Hyperparameters Optimization in Deep Convolutional Neural Network / Bayesian Approach with Gaussian Process Prior

TL;DR

This paper discusses the use of Bayesian Optimization with Gaussian Process priors for hyperparameter tuning in deep convolutional neural networks, aiming to improve efficiency over traditional search methods.

Contribution

It provides an overview of the mathematical foundation of Bayesian Optimization with Gaussian processes applied to hyperparameter tuning in ConvNets.

Findings

Bayesian Optimization outperforms grid and random search methods.

Recent Bayesian approaches achieved lower error rates on CIFAR-10.

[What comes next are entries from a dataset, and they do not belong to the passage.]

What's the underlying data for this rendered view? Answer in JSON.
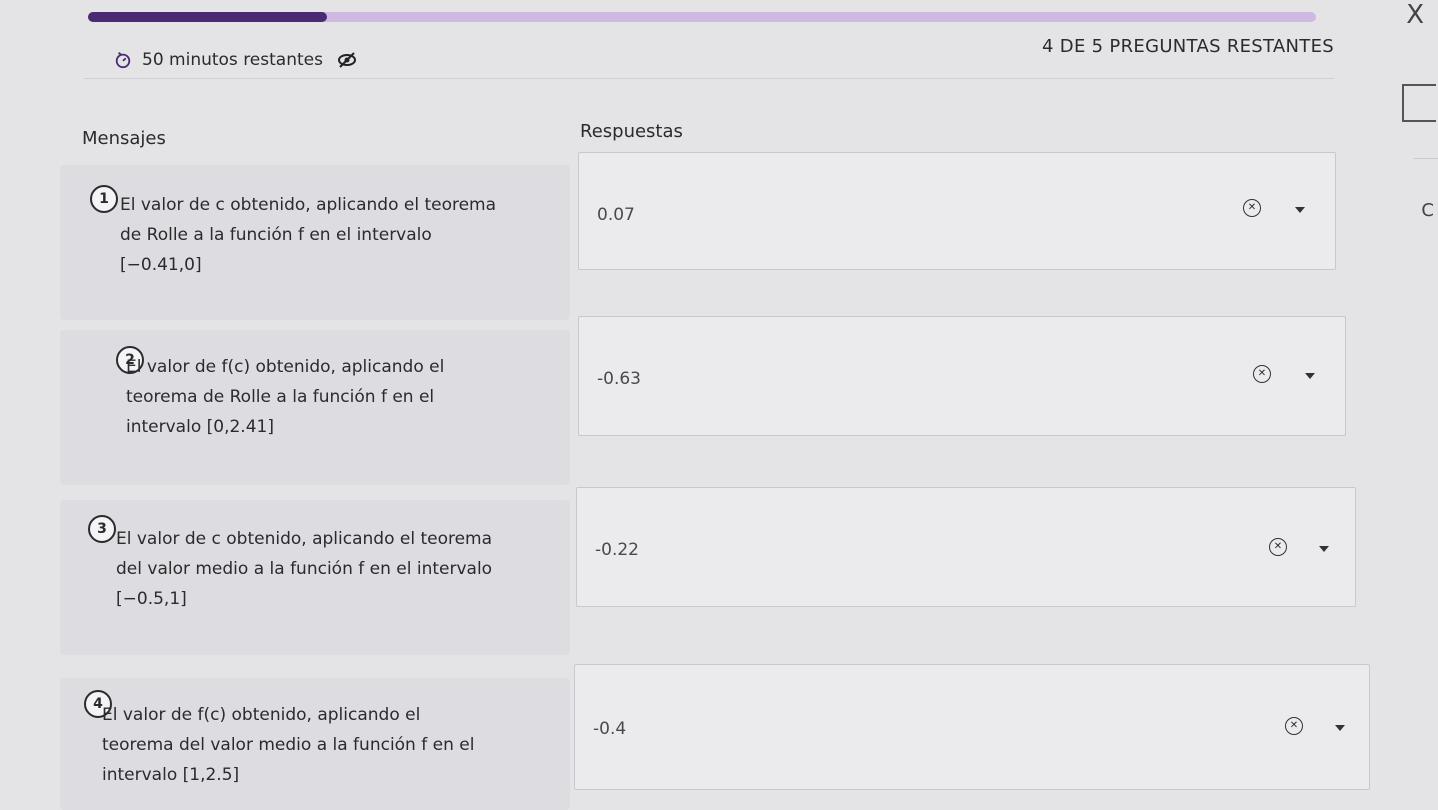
{
  "progress": {
    "fraction": 0.195,
    "fill_color": "#4a2b73",
    "track_color": "#cdb9e2"
  },
  "header": {
    "timer_text": "50 minutos restantes",
    "remaining_text": "4 DE 5 PREGUNTAS RESTANTES"
  },
  "columns": {
    "messages": "Mensajes",
    "answers": "Respuestas"
  },
  "questions": [
    {
      "num": "1",
      "text": "El valor de c obtenido, aplicando el teorema\nde Rolle a la función f en el intervalo\n[−0.41,0]",
      "answer": "0.07"
    },
    {
      "num": "2",
      "text": "El valor de f(c) obtenido, aplicando el\nteorema de Rolle a la función f en el\nintervalo [0,2.41]",
      "answer": "-0.63"
    },
    {
      "num": "3",
      "text": "El valor de c obtenido, aplicando el teorema\ndel valor medio a la función f en el intervalo\n[−0.5,1]",
      "answer": "-0.22"
    },
    {
      "num": "4",
      "text": "El valor de f(c) obtenido, aplicando el\nteorema del valor medio a la función f en el\nintervalo [1,2.5]",
      "answer": "-0.4"
    }
  ],
  "edge": {
    "letter": "C",
    "close_glyph": "X"
  },
  "icons": {
    "timer": "timer-icon",
    "hide": "eye-off-icon",
    "clear": "clear-icon",
    "caret": "caret-down-icon"
  }
}
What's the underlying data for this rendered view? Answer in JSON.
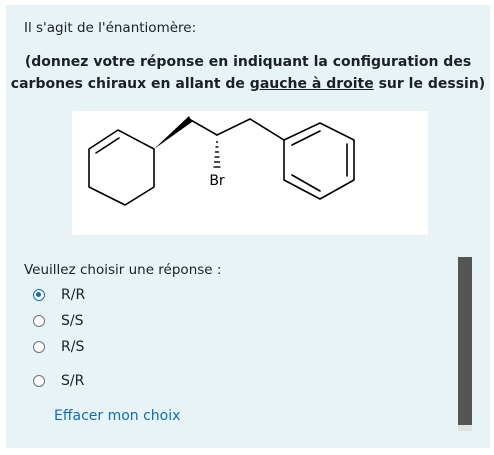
{
  "question": {
    "intro": "Il s'agit de l'énantiomère:",
    "instruction_line1": "(donnez votre réponse en indiquant la configuration des",
    "instruction_line2_before": "carbones chiraux en allant de ",
    "instruction_line2_underlined": "gauche à droite",
    "instruction_line2_after": " sur le dessin)",
    "molecule_atom_label": "Br"
  },
  "answer": {
    "prompt": "Veuillez choisir une réponse :",
    "options": [
      {
        "label": "R/R",
        "selected": true
      },
      {
        "label": "S/S",
        "selected": false
      },
      {
        "label": "R/S",
        "selected": false
      },
      {
        "label": "S/R",
        "selected": false
      }
    ],
    "clear_label": "Effacer mon choix"
  },
  "colors": {
    "card_background": "#e7f3f5",
    "accent": "#0f6cbf",
    "text": "#1d2125"
  }
}
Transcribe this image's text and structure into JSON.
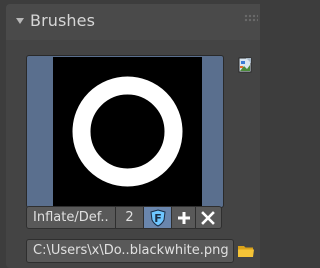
{
  "panel": {
    "title": "Brushes",
    "collapse_icon": "triangle-down",
    "grip_icon": "drag-dots"
  },
  "brush": {
    "name": "Inflate/Def..",
    "users": "2",
    "fake_user_label": "F",
    "preview_icon": "ring-circle",
    "browse_icon": "image-icon",
    "new_icon": "plus",
    "unlink_icon": "x-mark"
  },
  "texture": {
    "path": "C:\\Users\\x\\Do..blackwhite.png",
    "folder_icon": "folder"
  },
  "colors": {
    "background": "#3d3d3d",
    "preview_frame": "#5a6f8e",
    "fake_user_active": "#6a86ad",
    "field": "#595959",
    "text": "#e0e0e0"
  }
}
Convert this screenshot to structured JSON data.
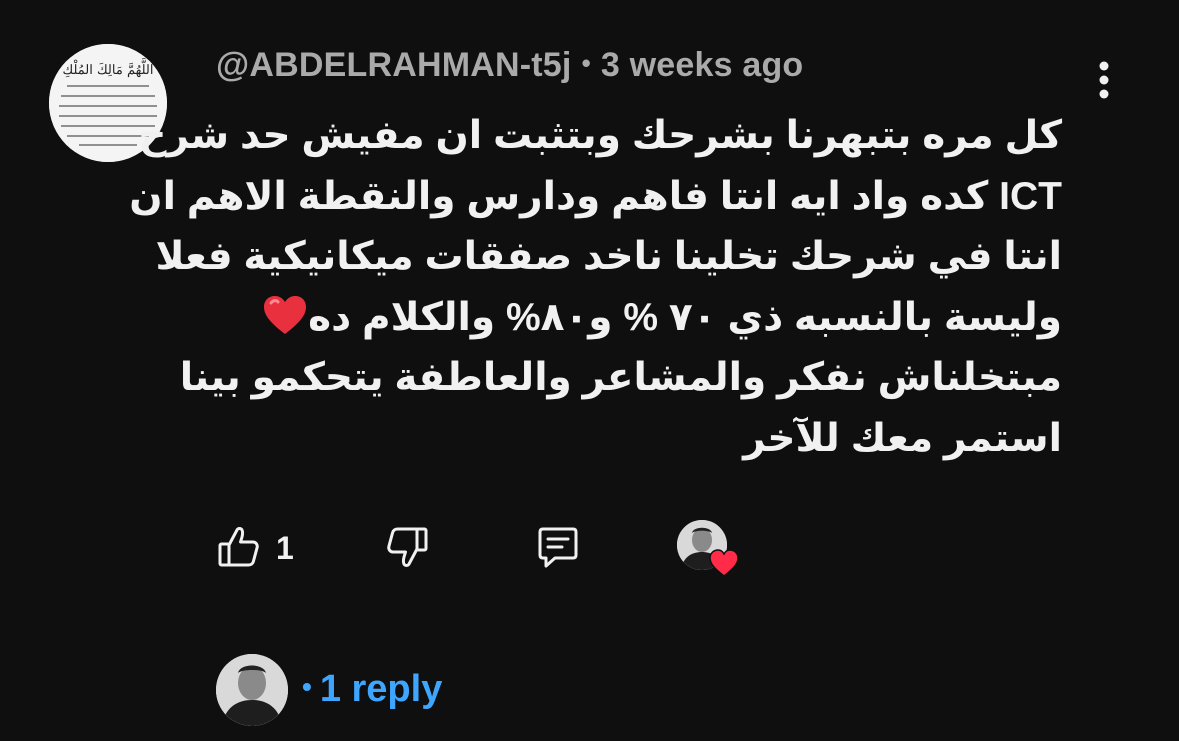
{
  "comment": {
    "author_handle": "@ABDELRAHMAN-t5j",
    "separator": "•",
    "timestamp": "3 weeks ago",
    "avatar_text": "اللَّهُمَّ مَالِكَ المُلْكِ",
    "lines": [
      "كل مره بتبهرنا بشرحك وبتثبت ان مفيش حد شرح",
      "ICT كده واد ايه انتا فاهم ودارس والنقطة الاهم ان",
      "انتا في شرحك تخلينا ناخد صفقات ميكانيكية  فعلا",
      "وليسة بالنسبه ذي ٧٠ % و٨٠% والكلام ده",
      "مبتخلناش نفكر والمشاعر والعاطفة يتحكمو بينا",
      "استمر معك للآخر"
    ],
    "emoji": "red-heart"
  },
  "actions": {
    "like_count": "1",
    "like_icon": "thumbs-up-icon",
    "dislike_icon": "thumbs-down-icon",
    "reply_icon": "comment-icon",
    "creator_heart_icon": "heart-icon",
    "heart_color": "#ff2b48"
  },
  "replies": {
    "separator": "•",
    "label": "1 reply",
    "link_color": "#3ea6ff"
  }
}
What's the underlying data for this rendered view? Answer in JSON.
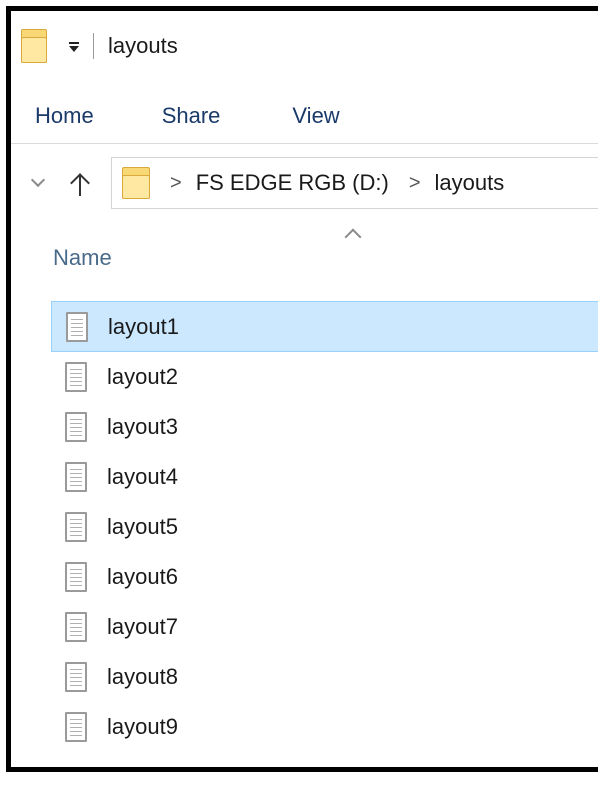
{
  "window": {
    "title": "layouts",
    "icons": {
      "folder": "folder-icon",
      "quick_access": "quick-access-dropdown-icon"
    }
  },
  "ribbon": {
    "tabs": [
      {
        "label": "Home"
      },
      {
        "label": "Share"
      },
      {
        "label": "View"
      }
    ]
  },
  "address": {
    "icons": {
      "recent": "chevron-down-icon",
      "up": "up-arrow-icon",
      "folder": "folder-icon"
    },
    "separator": ">",
    "breadcrumb": [
      {
        "label": "FS EDGE RGB (D:)"
      },
      {
        "label": "layouts"
      }
    ]
  },
  "columns": {
    "name": "Name",
    "sort_icon": "sort-ascending-icon"
  },
  "files": [
    {
      "name": "layout1",
      "selected": true
    },
    {
      "name": "layout2",
      "selected": false
    },
    {
      "name": "layout3",
      "selected": false
    },
    {
      "name": "layout4",
      "selected": false
    },
    {
      "name": "layout5",
      "selected": false
    },
    {
      "name": "layout6",
      "selected": false
    },
    {
      "name": "layout7",
      "selected": false
    },
    {
      "name": "layout8",
      "selected": false
    },
    {
      "name": "layout9",
      "selected": false
    }
  ],
  "colors": {
    "selection_bg": "#cce8ff",
    "selection_border": "#99d1ff",
    "folder": "#f8d775",
    "ribbon_text": "#1a3a6a"
  }
}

Gaussian process priors effectively model hyperparameter search space.

Abstract

Convolutional Neural Network is known as ConvNet have been extensively used in many complex machine learning tasks. However, hyperparameters optimization is one of a crucial step in developing ConvNet architectures, since the accuracy and performance are reliant on the hyperparameters. This multilayered architecture parameterized by a set of hyperparameters such as the number of convolutional layers, number of fully connected dense layers & neurons, the probability of dropout implementation, learning rate. Hence the searching the hyperparameter over the hyperparameter space are highly difficult to build such complex hierarchical architecture. Many methods have been proposed over the decade to explore the hyperparameter space and find the optimum set of hyperparameter values. Reportedly, Gird search and Random search are said to be inefficient and extremely expensive, due to a large number of hyperparameters of the architecture. Hence, Sequential model-based Bayesian Optimization is a promising alternative technique to address the extreme of the unknown cost function. The recent study on Bayesian Optimization by Snoek in nine convolutional network parameters is achieved the lowerest error report in the CIFAR-10 benchmark. This article is intended to provide the overview of the mathematical concept behind the Bayesian Optimization over a Gaussian prior.